SNACK By Income NTUC Review

I’m really excited when the insurance industry comes up with a new disruption. I believe that with disruption, there will be improvements in the overall industry. Today, I will be reviewing SNACK BY Income (NTUC) proposition to see if we can fit it inside our Wealth Management Journey.

[All opinions are my own. Please read my disclaimer section to find out more. If it matters, this is not a sponsored post]

 

SNACK BY INCOME

SNACK BY INCOME NTUC REVIEW
SNACK BY INCOME NTUC: REVIEW

SNACK By Income is a “new” insurance model by allowing customers to buy micro-insurance when one of the lifestyle triggers happens.

This means that you buy insurance (Death, TPD, Critical Illness or Accident with premium of $0.30, $0.50, $0.70 which is automatically deducted) whenever a lifestyle triggers happen (Clock Number of Steps, Take Transport, Buy Food & Drinks, Shop, Groceries, Watch Movies, Top Up Petrol, Pay for Utilities). You can decide on which triggers to allow the purchase of Insurance to happen.

There are caps at how much you can stack your micro-insurance and I believe the premiums divers depending on age of the individual. You can stop or pause the purchase as and when you want.

 

Let’s Give An Example

Example: Joanna set up his Snack By Income to deduct $0.50 for Transport and Buying Food and Drinks. During the course of the day, she takes a bus to work (first premium deducted), had lunch (second premium deducted) and then takes a bus back home (third premium deducted).

SNACK BY INCOME NTUC Example
SNACK BY INCOME NTUC: Example Normal Day Out

Each activity triggered a S$390 personal accident insurance plan with a premium of S$0.50 each. (Source: Mothership).

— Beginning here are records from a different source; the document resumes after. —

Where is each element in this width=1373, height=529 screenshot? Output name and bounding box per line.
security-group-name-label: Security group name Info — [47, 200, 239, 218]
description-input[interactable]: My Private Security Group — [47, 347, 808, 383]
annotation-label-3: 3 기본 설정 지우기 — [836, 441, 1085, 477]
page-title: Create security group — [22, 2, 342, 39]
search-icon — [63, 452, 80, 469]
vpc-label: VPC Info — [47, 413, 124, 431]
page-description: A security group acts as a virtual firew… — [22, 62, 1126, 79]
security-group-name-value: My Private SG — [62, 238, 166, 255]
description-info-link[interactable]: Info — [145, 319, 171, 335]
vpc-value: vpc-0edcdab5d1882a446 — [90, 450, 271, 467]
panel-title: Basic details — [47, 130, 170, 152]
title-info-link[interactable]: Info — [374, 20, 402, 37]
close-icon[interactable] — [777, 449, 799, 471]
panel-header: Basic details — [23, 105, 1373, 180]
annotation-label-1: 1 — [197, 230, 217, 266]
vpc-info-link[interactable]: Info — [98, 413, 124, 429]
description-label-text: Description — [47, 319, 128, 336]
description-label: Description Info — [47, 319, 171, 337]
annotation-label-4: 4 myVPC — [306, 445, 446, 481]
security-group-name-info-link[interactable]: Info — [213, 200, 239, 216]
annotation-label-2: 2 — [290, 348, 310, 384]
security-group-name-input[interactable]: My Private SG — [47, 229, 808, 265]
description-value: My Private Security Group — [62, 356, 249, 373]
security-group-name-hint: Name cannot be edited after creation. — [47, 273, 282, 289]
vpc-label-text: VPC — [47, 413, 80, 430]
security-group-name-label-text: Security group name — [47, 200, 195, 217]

In total, she spent $1.50 for that day and got $1170 worth of personal accident coverage.

In a month, she would have spent $45 (30 days in a month assumption) to have $35,100 worth of personal accident coverage.

 

What I like about SNACK BY INCOME

  1. I think it is a good initiative to expose people to insurance at any age. The gamification process will attract the younger generation to look into what insurance they can have.
  2. The level of commitment of SNACK By Income is very low. The range of $0.30 to $0.70 is a very low barrier for people and they may allow the deduction to continue to take place. The premiums are also single premium in nature so the micro coverage can continue for the next 360 days without the need to continue paying for it.
  3. It is flexible. You can choose the coverage you want, start the deduction, set a weekly limit or stop the deduction at any time with no penalty.
  4. If you are afraid to approach a Financial Advisor, SNACK By Income is a APP which might be perfect.

 

What I don’t like about SNACK BY INCOME

  1. Using my example above, $45/month can get a person a comprehensive accident coverage AND (potential) pay for his hospital shield rider’s premium. If she is going to set triggers for those deduction above, I believe she is might better of with the usual insurance plans.
  2. The illusion that “They have a lot of insurance”. Snack By Income (if I may) is a bonus coverage for people to have. The micro-coverage terminates after 360 days and you have to “re-stack” up your insurance again.
  3. Commitment Issues. I worry about this most. If this creates a behaviour that they don’t have to committed to their premiums, I believe it might have a spill over effect to other things in life. (Snack by Mortgage Anyone?)
  4. Buying insurance is NOT financial planning. I think most people think that buying insurance is financial planning. In actual fact, it is just part of financial planning. There are many other things to plan for other than insurance.

 

Final Thoughts

When NTUC first launched Snack By Income, it triggered my memory of an old client of mine and I felt it may be the most suitable for them.

I first met this couple when they needed my help to do a claim. The wife works at Sheng Siong as a cashier and the husband worked as a taxi driver. They live in a HDB 3 room flat with 2 young children. The husband was down with stage 4 Colorectal cancer and had to stop working as a taxi driver.

While doing the claim, the wife showed me her bank book. I was surprised and asked her what she wanted me to see. I saw her bank balance is $1000 and she told me that she is making $1000/month as a cashier and spent around $1000/month for household expenses. With tears in her eyes, she asked me if she can purchase any insurance with that money. I knew that any insurance however good, will not be sustainable.

I believe that micro-insurance will be able to help this couple as they can choose to purchase the micro-insurance as and when they have the available budget. I believe these people will be the true beneficiaries of Snack By Income. Thank you NTUC.